Há algo de estranho quando as pessoas passam a desconfiar de quem defende direitos para todos, inclusive para aqueles que são ignorados, quando não massacrados, por quem detém o poder econômico ou político.

Há quem não veja nada de estranho nisso. Em outras palavras, há quem veja com maus olhos justamente quem combate injustiças e defende os direitos dos que sobrevivem sem direito algum. É como se preferissem uma sociedade sem direitos. O ódio àqueles que mantêm viva a ideia de que a sociedade só é possível se direitos fundamentais forem respeitados torna-se cada vez mais comum e natural.

Acostumados a não respeitar as diferenças, a etiquetar o “outro” como inimigo, a pensar de acordo com critérios impostos pelas elites, a negar direitos a quem enquadram como diferentes, ao mesmo tempo em que reconhecem  privilégios aos amigos, acostumados a naturalizar os abusos e as violações, os que se autointitulam “cidadãos de bem” passam a medir os outros como se olhassem para um espelho sem que tenham como perceber esse fato. A partir da ignorância, do egoísmo e da seletividade  que marcam sua maneira de atuar no mundo, pessoas medem outras impondo, contudo, uma lógica de dois pesos e duas medidas.

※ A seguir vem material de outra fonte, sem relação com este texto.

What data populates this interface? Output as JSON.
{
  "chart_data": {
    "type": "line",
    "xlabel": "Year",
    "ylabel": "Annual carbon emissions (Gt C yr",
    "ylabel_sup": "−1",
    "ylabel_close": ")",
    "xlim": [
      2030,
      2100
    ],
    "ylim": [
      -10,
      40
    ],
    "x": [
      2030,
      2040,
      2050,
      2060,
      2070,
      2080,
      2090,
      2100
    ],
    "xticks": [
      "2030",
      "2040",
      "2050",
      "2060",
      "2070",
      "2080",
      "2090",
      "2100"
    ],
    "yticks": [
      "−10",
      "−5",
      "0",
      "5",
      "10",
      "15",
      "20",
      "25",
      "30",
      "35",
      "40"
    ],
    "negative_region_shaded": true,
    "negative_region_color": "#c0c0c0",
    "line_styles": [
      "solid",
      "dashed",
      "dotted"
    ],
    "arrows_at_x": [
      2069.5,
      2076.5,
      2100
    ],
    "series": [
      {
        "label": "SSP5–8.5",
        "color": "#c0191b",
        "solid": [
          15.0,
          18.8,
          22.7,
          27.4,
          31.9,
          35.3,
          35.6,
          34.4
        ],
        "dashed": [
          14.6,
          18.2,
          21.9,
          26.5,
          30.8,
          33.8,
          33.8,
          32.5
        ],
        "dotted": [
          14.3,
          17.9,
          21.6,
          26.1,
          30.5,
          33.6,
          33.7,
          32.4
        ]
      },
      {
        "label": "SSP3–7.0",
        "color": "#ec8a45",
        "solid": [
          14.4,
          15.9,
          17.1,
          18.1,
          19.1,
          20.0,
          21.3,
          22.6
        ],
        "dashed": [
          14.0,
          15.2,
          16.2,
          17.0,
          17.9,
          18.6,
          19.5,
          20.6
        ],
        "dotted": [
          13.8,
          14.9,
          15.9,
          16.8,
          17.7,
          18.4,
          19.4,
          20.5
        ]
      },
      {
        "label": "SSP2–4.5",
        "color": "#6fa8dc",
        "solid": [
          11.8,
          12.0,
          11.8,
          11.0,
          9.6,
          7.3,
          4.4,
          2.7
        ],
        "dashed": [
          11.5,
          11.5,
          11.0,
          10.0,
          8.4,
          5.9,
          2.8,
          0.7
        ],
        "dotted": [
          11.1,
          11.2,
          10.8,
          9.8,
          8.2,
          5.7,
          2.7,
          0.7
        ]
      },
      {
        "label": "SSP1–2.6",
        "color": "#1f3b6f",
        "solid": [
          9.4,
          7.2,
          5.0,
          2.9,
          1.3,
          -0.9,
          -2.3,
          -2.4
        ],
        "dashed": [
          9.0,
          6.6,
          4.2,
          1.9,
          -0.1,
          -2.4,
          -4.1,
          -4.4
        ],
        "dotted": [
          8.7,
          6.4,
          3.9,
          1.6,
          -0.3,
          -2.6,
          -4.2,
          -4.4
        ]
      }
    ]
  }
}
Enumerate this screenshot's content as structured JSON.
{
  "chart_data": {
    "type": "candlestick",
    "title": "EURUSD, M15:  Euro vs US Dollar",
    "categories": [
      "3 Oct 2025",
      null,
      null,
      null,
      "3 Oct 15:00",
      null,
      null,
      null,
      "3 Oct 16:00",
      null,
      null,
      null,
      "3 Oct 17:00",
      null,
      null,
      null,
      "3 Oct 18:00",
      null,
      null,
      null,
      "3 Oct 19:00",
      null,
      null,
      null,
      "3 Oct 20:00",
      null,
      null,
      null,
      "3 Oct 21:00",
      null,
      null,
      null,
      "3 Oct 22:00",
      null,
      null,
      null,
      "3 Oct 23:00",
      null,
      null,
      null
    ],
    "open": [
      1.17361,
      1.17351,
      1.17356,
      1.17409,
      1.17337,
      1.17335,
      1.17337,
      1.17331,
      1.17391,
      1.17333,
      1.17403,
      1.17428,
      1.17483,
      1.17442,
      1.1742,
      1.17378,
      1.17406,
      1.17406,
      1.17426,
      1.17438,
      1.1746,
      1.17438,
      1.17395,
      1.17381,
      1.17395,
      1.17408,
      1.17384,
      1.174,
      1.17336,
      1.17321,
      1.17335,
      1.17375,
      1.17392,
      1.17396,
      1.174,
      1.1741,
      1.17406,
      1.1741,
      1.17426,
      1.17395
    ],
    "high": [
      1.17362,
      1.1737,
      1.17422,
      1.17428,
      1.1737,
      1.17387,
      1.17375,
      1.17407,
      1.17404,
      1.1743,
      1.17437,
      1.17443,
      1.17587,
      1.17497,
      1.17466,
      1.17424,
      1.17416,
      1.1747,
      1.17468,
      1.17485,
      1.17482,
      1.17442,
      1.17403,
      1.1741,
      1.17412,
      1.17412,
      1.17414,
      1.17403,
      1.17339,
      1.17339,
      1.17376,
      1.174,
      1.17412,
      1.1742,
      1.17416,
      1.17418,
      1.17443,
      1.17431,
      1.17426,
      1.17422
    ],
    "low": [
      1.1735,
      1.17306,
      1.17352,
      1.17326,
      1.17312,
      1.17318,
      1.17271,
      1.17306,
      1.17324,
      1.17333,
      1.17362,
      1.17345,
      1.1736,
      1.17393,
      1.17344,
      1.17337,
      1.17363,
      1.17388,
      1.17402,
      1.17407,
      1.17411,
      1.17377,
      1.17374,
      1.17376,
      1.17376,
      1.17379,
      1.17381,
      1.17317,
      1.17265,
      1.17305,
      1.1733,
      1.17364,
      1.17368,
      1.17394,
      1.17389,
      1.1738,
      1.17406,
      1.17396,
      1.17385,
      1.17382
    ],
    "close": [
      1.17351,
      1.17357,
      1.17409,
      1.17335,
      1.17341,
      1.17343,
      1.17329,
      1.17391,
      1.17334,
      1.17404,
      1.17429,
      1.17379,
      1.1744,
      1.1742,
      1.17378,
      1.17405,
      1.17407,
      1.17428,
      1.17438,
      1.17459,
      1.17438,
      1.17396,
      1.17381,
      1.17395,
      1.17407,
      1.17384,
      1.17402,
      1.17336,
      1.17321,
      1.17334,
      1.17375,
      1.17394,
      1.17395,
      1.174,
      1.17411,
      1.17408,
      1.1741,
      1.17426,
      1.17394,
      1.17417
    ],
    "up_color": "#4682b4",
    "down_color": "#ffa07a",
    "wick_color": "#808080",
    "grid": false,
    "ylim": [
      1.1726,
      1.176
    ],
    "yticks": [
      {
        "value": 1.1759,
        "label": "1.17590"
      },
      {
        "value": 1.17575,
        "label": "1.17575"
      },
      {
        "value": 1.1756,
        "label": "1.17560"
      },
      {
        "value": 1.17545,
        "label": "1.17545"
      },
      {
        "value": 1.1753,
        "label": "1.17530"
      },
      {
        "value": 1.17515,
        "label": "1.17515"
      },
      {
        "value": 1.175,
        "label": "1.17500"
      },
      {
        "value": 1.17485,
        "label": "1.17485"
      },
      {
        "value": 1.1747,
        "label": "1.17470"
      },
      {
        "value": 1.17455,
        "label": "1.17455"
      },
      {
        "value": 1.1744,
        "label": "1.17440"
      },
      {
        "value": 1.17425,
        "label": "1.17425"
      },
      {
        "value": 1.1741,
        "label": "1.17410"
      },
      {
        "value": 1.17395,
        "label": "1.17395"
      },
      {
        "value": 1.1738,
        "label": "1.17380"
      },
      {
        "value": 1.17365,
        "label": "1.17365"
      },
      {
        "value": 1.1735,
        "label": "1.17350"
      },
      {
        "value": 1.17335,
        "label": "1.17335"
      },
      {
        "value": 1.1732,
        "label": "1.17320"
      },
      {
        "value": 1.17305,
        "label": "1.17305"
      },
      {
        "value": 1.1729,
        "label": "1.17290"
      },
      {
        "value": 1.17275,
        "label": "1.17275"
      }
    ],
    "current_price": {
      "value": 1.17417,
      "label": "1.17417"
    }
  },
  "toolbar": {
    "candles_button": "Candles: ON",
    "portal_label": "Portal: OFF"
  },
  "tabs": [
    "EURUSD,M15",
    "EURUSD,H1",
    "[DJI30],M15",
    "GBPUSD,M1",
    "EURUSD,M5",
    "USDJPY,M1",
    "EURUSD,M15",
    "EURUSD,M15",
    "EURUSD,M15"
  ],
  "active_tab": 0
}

Em geral,isso acontece com todo mundo. Medimos o outro por nós mesmos. Aplicamos a lógica da medida baseada em inferior e superior, pior e melhor, e nos colocamos, evidentemente, sempre no lugar do superior e do melhor. O outro tem que representar o pior para assegurar que o melhor seja reservado a mim. Sobretudo se percebemos que o outro esteja na “melhor” posição, no lugar do sucesso, da admiração, do amor, então as coisas ficam piores ainda. O que fazemos para o outro, a favor ou contra, tem a função de nos fazer lucrar subjetivamente. É raro uma atitude realmente desinteressada. Mas quando o outro se apresenta como algo de melhor, aí sim, é que vivemos o teste da personalidade autoritária e fascista em cuja base os afetos mais tristes comandam os pensamentos mais tortuosos e as ações mais abomináveis.

Nesse contexto, a incapacidade de olhar para si mesmo de maneira autocrítica é proporcional ao gesto de projetar no outro aquilo que, no fundo, odeia em si mesmo ou aquilo que, não podendo ter, causa um sério mal estar. Em termos simples, quem odeia deveria olhar melhor para o que odeia, pois odeia no outro algo que lhe é muito íntimo por excesso ou falta.

Desonestidade compulsória

Assim podemos compreender como aqueles que se tornaram incapazes de empatia, de generosidade e de amor ao próximo, são capazes de acreditar que há algo de podre nos que revelam ser possível pensar e agir diferente. A desconfiança de quem é profundamente desonesto recai sobre a honestidade alheia tratada como impossível. A honestidade torna-se uma característica estranha quando a norma é a desonestidade compulsória. Desconfiar é, nesse contexto, um gesto de autodefesa subjetiva com a qual o desonesto sempre lucra.

A desconfiança na honestidade comprovada é a estratégia para esconder a própria desonestidade. Como o psiquiatra que diagnostica a todos como loucos esconde-se como o único lúcido que restou, o juiz que mostra que todos são culpados, esconde-se como o único ininputável, o policial que a todos admoesta, prende e violenta,  é quem parece fazer justiça. Sabemos onde isso vai dar quando pensamos no que vem sendo feito com a corrupção, transformada a cada dia em uma curiosa ideologia de acobertamento da própria corrupção. Usa-se hoje a “corrupção do outro” para evitar parecer corrupto e assim manter a corrupção real em seu lugar assegurado.

No fundo de tudo isso, há o mais perigoso dos afetos: a inveja, que está na base mais profunda da personalidade autoritária. É a inveja que potencializa o ódio que vemos manipulado em nossa cultura pelos meios de comunicação e as demais instituições de poder.

Aqueles que invejam são incapazes de mudar, querem excluir ou exterminar quem, por pensar diferente (ou apenas por pensar), os humilham em sua posição de invejosos.  Como fascistas, tem ódio ao conhecimento.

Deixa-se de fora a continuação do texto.